Kit walked down the sweeping greens‑ward below the Mebd’s gold‑turreted palace and stopped on the bluff above the sea. A strange white tree grew there, where the lawn gave way to coarse and knotty salt grass. Kit let his viola swing from his hand, kicked the tree’s trunk with the side of his foot, and arched his head back to look up into the branches.

Murchaud told him it was a New World tree, or perhaps one native to Cathay. It flowered heavily, hung with white petals thick as paper and soft as the skin of a peach. A thick honeyed scent the sea breeze couldn’t leaven floated under the branches, cloying Kit’s throat.

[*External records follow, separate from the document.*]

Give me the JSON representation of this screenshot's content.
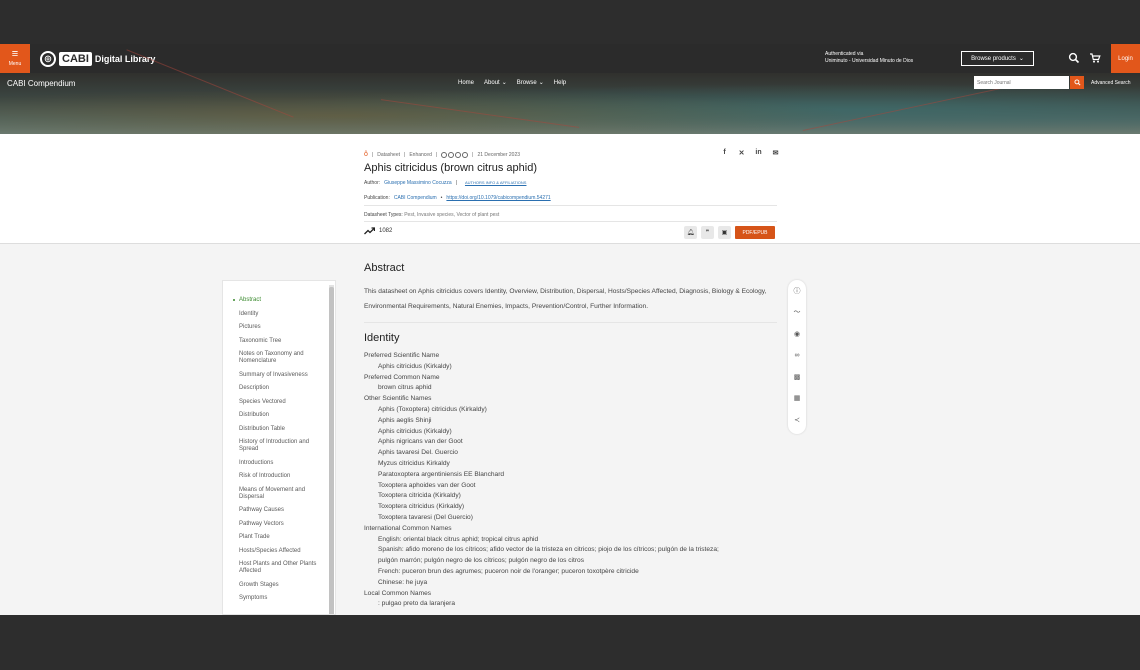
{
  "header": {
    "menu_label": "Menu",
    "logo_text": "CABI",
    "logo_suffix": "Digital Library",
    "auth_line1": "Authenticated via",
    "auth_line2": "Uniminuto - Universidad Minuto de Dios",
    "browse_label": "Browse products",
    "login_label": "Login"
  },
  "banner": {
    "title": "CABI Compendium",
    "nav": [
      "Home",
      "About",
      "Browse",
      "Help"
    ],
    "search_placeholder": "Search Journal",
    "advanced_search": "Advanced Search"
  },
  "article": {
    "meta": {
      "type": "Datasheet",
      "status": "Enhanced",
      "date": "21 December 2023"
    },
    "title": "Aphis citricidus (brown citrus aphid)",
    "author_label": "Author:",
    "author": "Giuseppe Massimino Cocuzza",
    "affiliations": "AUTHORS INFO & AFFILIATIONS",
    "publication_label": "Publication:",
    "publication": "CABI Compendium",
    "doi": "https://doi.org/10.1079/cabicompendium.54271",
    "types_label": "Datasheet Types:",
    "types": "Pest, Invasive species, Vector of plant pest",
    "metric_count": "1082",
    "pdf_label": "PDF/EPUB"
  },
  "toc": {
    "items": [
      "Abstract",
      "Identity",
      "Pictures",
      "Taxonomic Tree",
      "Notes on Taxonomy and Nomenclature",
      "Summary of Invasiveness",
      "Description",
      "Species Vectored",
      "Distribution",
      "Distribution Table",
      "History of Introduction and Spread",
      "Introductions",
      "Risk of Introduction",
      "Means of Movement and Dispersal",
      "Pathway Causes",
      "Pathway Vectors",
      "Plant Trade",
      "Hosts/Species Affected",
      "Host Plants and Other Plants Affected",
      "Growth Stages",
      "Symptoms"
    ]
  },
  "content": {
    "abstract_heading": "Abstract",
    "abstract_text": "This datasheet on Aphis citricidus covers Identity, Overview, Distribution, Dispersal, Hosts/Species Affected, Diagnosis, Biology & Ecology, Environmental Requirements, Natural Enemies, Impacts, Prevention/Control, Further Information.",
    "identity_heading": "Identity",
    "identity_lines": [
      {
        "level": 1,
        "text": "Preferred Scientific Name"
      },
      {
        "level": 2,
        "text": "Aphis citricidus (Kirkaldy)"
      },
      {
        "level": 1,
        "text": "Preferred Common Name"
      },
      {
        "level": 2,
        "text": "brown citrus aphid"
      },
      {
        "level": 1,
        "text": "Other Scientific Names"
      },
      {
        "level": 2,
        "text": "Aphis (Toxoptera) citricidus (Kirkaldy)"
      },
      {
        "level": 2,
        "text": "Aphis aeglis Shinji"
      },
      {
        "level": 2,
        "text": "Aphis citricidus (Kirkaldy)"
      },
      {
        "level": 2,
        "text": "Aphis nigricans van der Goot"
      },
      {
        "level": 2,
        "text": "Aphis tavaresi Del. Guercio"
      },
      {
        "level": 2,
        "text": "Myzus citricidus Kirkaldy"
      },
      {
        "level": 2,
        "text": "Paratoxoptera argentiniensis EE Blanchard"
      },
      {
        "level": 2,
        "text": "Toxoptera aphoides van der Goot"
      },
      {
        "level": 2,
        "text": "Toxoptera citricida (Kirkaldy)"
      },
      {
        "level": 2,
        "text": "Toxoptera citricidus (Kirkaldy)"
      },
      {
        "level": 2,
        "text": "Toxoptera tavaresi (Del Guercio)"
      },
      {
        "level": 1,
        "text": "International Common Names"
      },
      {
        "level": 2,
        "text": "English: oriental black citrus aphid; tropical citrus aphid"
      },
      {
        "level": 2,
        "text": "Spanish: afido moreno de los cítricos; afido vector de la tristeza en citricos; piojo de los cítricos; pulgón de la tristeza;"
      },
      {
        "level": 2,
        "text": "pulgón marrón; pulgón negro de los cítricos; pulgón negro de los citros"
      },
      {
        "level": 2,
        "text": "French: puceron brun des agrumes; puceron noir de l'oranger; puceron toxotpère citricide"
      },
      {
        "level": 2,
        "text": "Chinese: he juya"
      },
      {
        "level": 1,
        "text": "Local Common Names"
      },
      {
        "level": 2,
        "text": ": pulgao preto da laranjera"
      }
    ]
  }
}
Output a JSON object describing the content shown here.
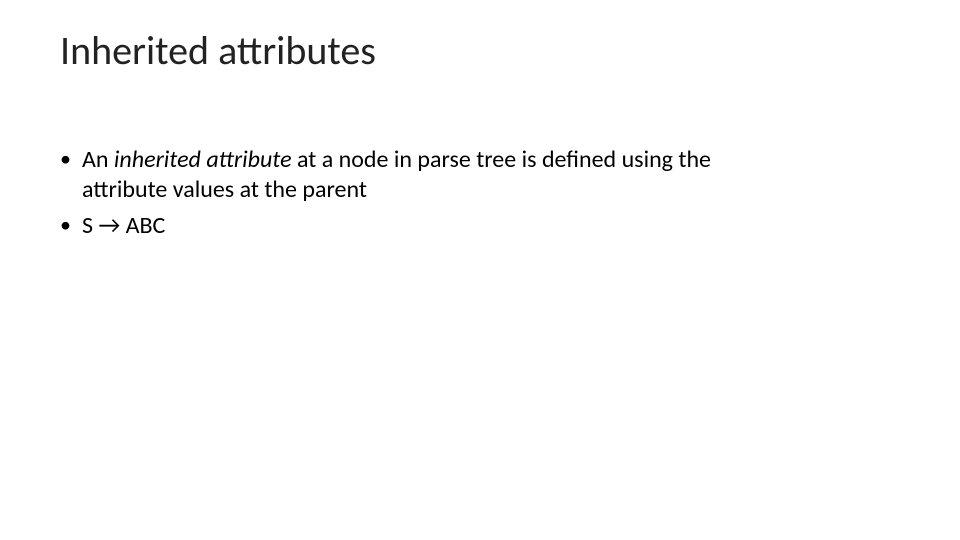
{
  "title": "Inherited attributes",
  "bullets": [
    {
      "prefix": "An ",
      "emphasis": "inherited attribute",
      "rest_line1": " at a node in parse tree is defined using the",
      "rest_line2": "attribute values at the parent"
    },
    {
      "text": "S → ABC"
    }
  ]
}
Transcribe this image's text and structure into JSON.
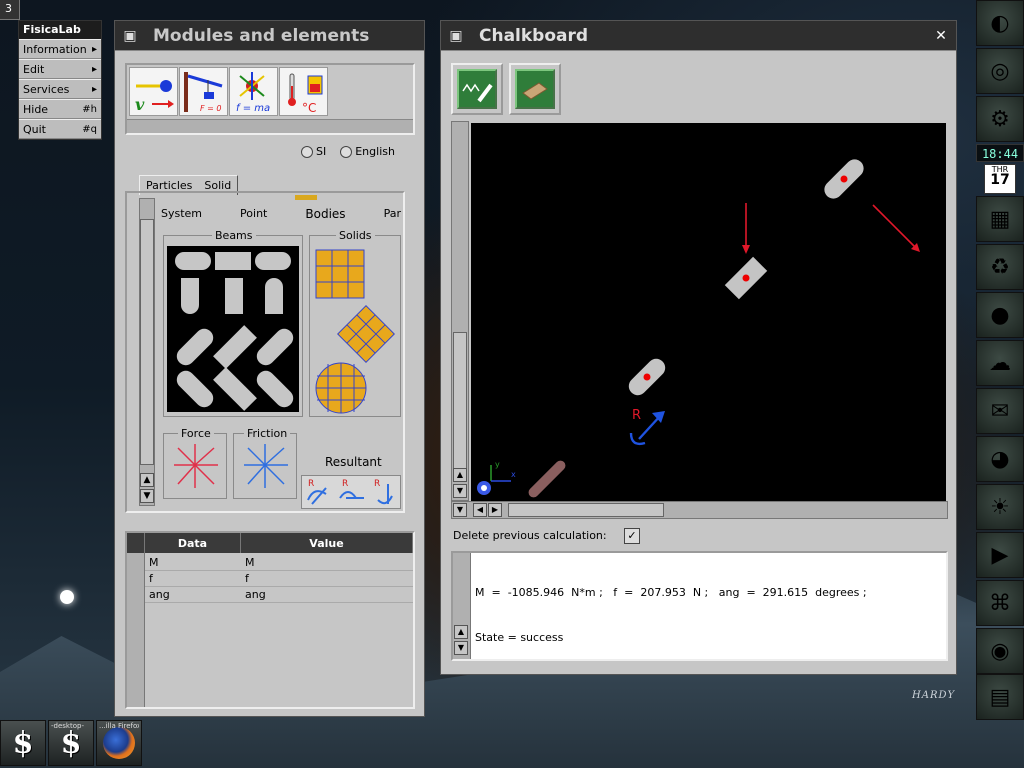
{
  "menu": {
    "workspace_badge": "3",
    "title": "FisicaLab",
    "items": [
      {
        "label": "Information",
        "key": "▸"
      },
      {
        "label": "Edit",
        "key": "▸"
      },
      {
        "label": "Services",
        "key": "▸"
      },
      {
        "label": "Hide",
        "key": "#h"
      },
      {
        "label": "Quit",
        "key": "#q"
      }
    ]
  },
  "modules": {
    "title": "Modules and elements",
    "icons": [
      "kinematics-icon",
      "statics-icon",
      "dynamics-icon",
      "heat-icon"
    ],
    "icon_labels": {
      "statics": "F = 0",
      "dynamics": "f = ma",
      "heat": "°C"
    },
    "units": {
      "si": "SI",
      "english": "English"
    },
    "tabs": {
      "particles": "Particles",
      "solid": "Solid"
    },
    "subtabs": {
      "system": "System",
      "point": "Point",
      "bodies": "Bodies",
      "par": "Par"
    },
    "groups": {
      "beams": "Beams",
      "solids": "Solids",
      "force": "Force",
      "friction": "Friction",
      "resultant": "Resultant"
    },
    "resultant_marks": [
      "R",
      "R",
      "R"
    ],
    "table": {
      "headers": [
        "Data",
        "Value"
      ],
      "rows": [
        {
          "data": "M",
          "value": "M"
        },
        {
          "data": "f",
          "value": "f"
        },
        {
          "data": "ang",
          "value": "ang"
        }
      ]
    }
  },
  "chalkboard": {
    "title": "Chalkboard",
    "close": "✕",
    "tools": [
      "chalk-tool-icon",
      "eraser-tool-icon"
    ],
    "delete_label": "Delete previous calculation:",
    "delete_checked": "✓",
    "axis_x": "x",
    "axis_y": "y",
    "resultant_label": "R",
    "output_line1": "M  =  -1085.946  N*m ;   f  =  207.953  N ;   ang  =  291.615  degrees ;",
    "output_line2": "State = success"
  },
  "dock": {
    "clock": "18:44",
    "cal_day": "THR",
    "cal_date": "17"
  },
  "taskbar": [
    {
      "caption": "",
      "icon": "gnustep-dollar-icon"
    },
    {
      "caption": "-desktop-",
      "icon": "gnustep-dollar-icon"
    },
    {
      "caption": "...illa Firefox",
      "icon": "firefox-icon"
    }
  ],
  "watermark": "HARDY"
}
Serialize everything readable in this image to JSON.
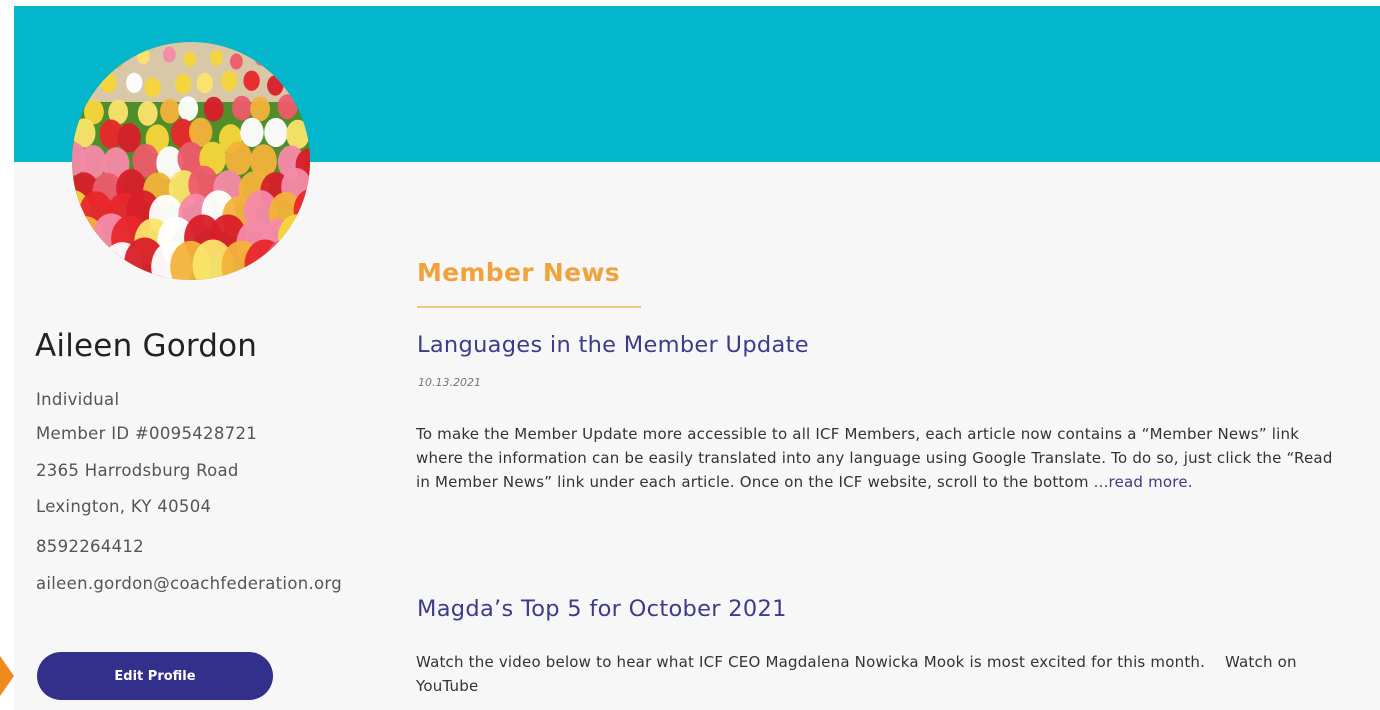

It wasn’t what the tree was that interested Kit. It was who the tree had been. “Well, I hope thou’rt enjoying thy penance, Robin,” he said. “Can think of worse prisons…”

The branches whispered one on the other. Kit freed the bow and lifted the viola. “I came to play thee a tune. I thought it might lighten the weary hours….”

There was no answer, of course. But still he settled his instrument and played for an hour or two, there at the border between the sea and the land, with the tree reaching up to scrape the sky. He would have played longer, and perhaps stayed to watch the sunset under the white tree’s branches, but the heavy slip and sway of a caller’s approach across the grass distracted him.

He lowered the instrument and turned. “Good evening, Lady Amaranth.”

“A beautiful evening, Sir Poet,” she answered. “Play on, and lull me to sleep in this forgiving evening air.”

“Do snakes sleep?”

She smiled, that strange flat rearrangement of her face. “Snakes sleep with their eyes open, who was Christofer Marley.”